While they have a common
enemy in Republican Donald Trump, Clinton and Sanders don’t have much of
a personal or professional relationship.

And many of their supporters remain deeply suspicious of the other candidate.
The
crowd in the bleachers here was sprinkled with “Bernie for President”
placards, and some of his supporters were decked out in Bernie t-shirts.
“I’m
not going to say I’m delighted,” said Brynn McDonnell, 24, a former
Sanders volunteer in the audience, when asked about the Clinton
endorsement. “I think it’s a political move he has to make.”
“There
are some Bernie supporters who want to go for Trump, and it’s important
for people to understand that Bernie is the antithesis of Trump,”
explained McDonnell, who recently moved to New Hampshire from Iowa.
The rally began with two Sanders supporters
speaking: environmental leader Bill McKibben and Jim Dean, the leader of
Democracy for America, a grassroots group that endorsed Sanders in the
primaries.
Dean announced that his group would now be throwing its support behind Clinton.
McKibben
touted Sanders’s appeal to young voters and said he hoped the
Democratic party would “not disappoint them” going forward.
“Secretary Clinton, we wish you Godspeed in the fight that now looms,” McKibben said.
Underscoring
the theme of unity, New Hampshire Governor Maggie Hassan and U.S.

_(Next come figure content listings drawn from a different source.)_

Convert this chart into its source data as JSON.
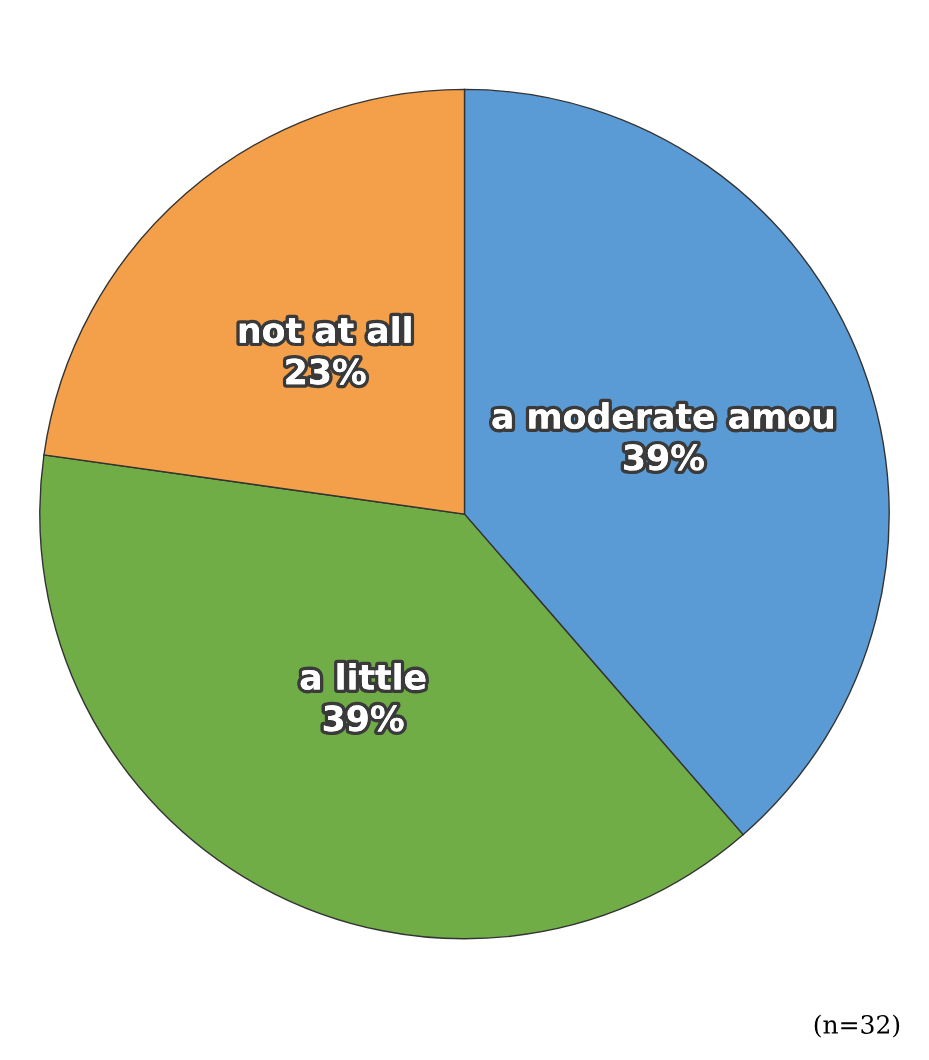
{
  "chart_data": {
    "type": "pie",
    "categories": [
      "a moderate amou",
      "a little",
      "not at all"
    ],
    "values": [
      39,
      39,
      23
    ],
    "value_labels": [
      "39%",
      "39%",
      "23%"
    ],
    "colors": [
      "#5b9bd5",
      "#70ad47",
      "#f4a04a"
    ],
    "annotations": [
      "(n=32)"
    ]
  }
}
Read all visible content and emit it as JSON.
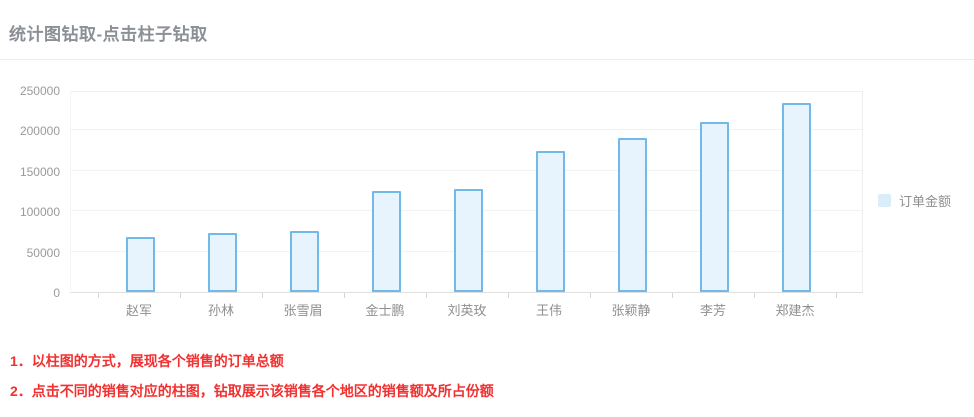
{
  "page": {
    "title": "统计图钻取-点击柱子钻取"
  },
  "legend": {
    "label": "订单金额",
    "swatch_color": "#d9edfb"
  },
  "notes": [
    "1．以柱图的方式，展现各个销售的订单总额",
    "2．点击不同的销售对应的柱图，钻取展示该销售各个地区的销售额及所占份额"
  ],
  "colors": {
    "bar_fill": "#e8f4fd",
    "bar_border": "#72b8e9",
    "note_red": "#f23030",
    "axis_text": "#9a9a9a",
    "title_gray": "#8b9096"
  },
  "chart_data": {
    "type": "bar",
    "title": "",
    "xlabel": "",
    "ylabel": "",
    "categories": [
      "赵军",
      "孙林",
      "张雪眉",
      "金士鹏",
      "刘英玫",
      "王伟",
      "张颖静",
      "李芳",
      "郑建杰"
    ],
    "values": [
      68000,
      73500,
      75500,
      124500,
      127500,
      174000,
      191000,
      210500,
      234000
    ],
    "series": [
      {
        "name": "订单金额",
        "values": [
          68000,
          73500,
          75500,
          124500,
          127500,
          174000,
          191000,
          210500,
          234000
        ]
      }
    ],
    "legend": [
      "订单金额"
    ],
    "legend_position": "right",
    "ylim": [
      0,
      250000
    ],
    "y_ticks": [
      0,
      50000,
      100000,
      150000,
      200000,
      250000
    ],
    "grid": true
  }
}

Senator Jeanne Shaheen — both Clinton supporters also addressed the
crowd before Clinton and Sanders appeared.
Although Clinton
effectively clinched the nomination last month, aides said Sanders has
no plans to suspend his campaign or formally exit the race before the
convention two weeks from now in Philadelphia. In the past, they have
suggested this could give Sanders more leverage in pushing for more
changes in the party platform before it is adopted.
That approach
was successful to a significant degree, though it alienated many
Democrats who thought the senator should have been more gracious in
accepting defeat after a grueling nominating process.
In the past
week, Clinton has agreed to push policies on free college tuition and
expanded access to health insurance that reflect positions Sanders
championed during the primaries. And he has claimed some major wins in
the party’s platform, including support for a $15 federal minimum wage
and measures to combat climate change.
The joint appearance here
was greeted with a news release from the Trump campaign highlighting the
“top five reasons Sanders supporters will never be excited about
Hillary Clinton.”
One of them was her past support for
international trade deals, which Sanders repeated criticised during the
primaries. Trump has tried to reach out fo Sanders supporters on that
issue, particularly those in the Rust Belt, where thousands of
manufacturing jobs have benn shed.
It remains to be seen how active Sanders will be on the campaign trail for Clinton — and how much he can do on her behalf.
A
Washington Post-ABC News poll released late last month showed that only
8 percent of Sanders supporters said they would back Trump over Clinton
in the general election, down from 20 percent a month earlier. The
greater fear for Democrats is that Sanders voters might simply stay
home.
Aides to the two candidates have discussed sending Sanders
to states where he performed well in the primaries, including Michigan
and Wisconsin. New Hampshire also fits that category; Sanders defeated
Clinton here by 22 percentage points in the February primary.
Clinton
was scheduled to fly to New York after her rally with Sanders on
Tuesday for a special peformance of the hit musical “Hamilton,” which is
also doubling as a fundraiser for her campaign.
Clinton also
plans later this week with a potential running mate, Sen. Timothy M.
Kaine, D-Va. The two are scheduled to appear together Thursday afternoon
in Annandale. Virginia is among the eight battleground states that
Clinton is targeting with television advertising.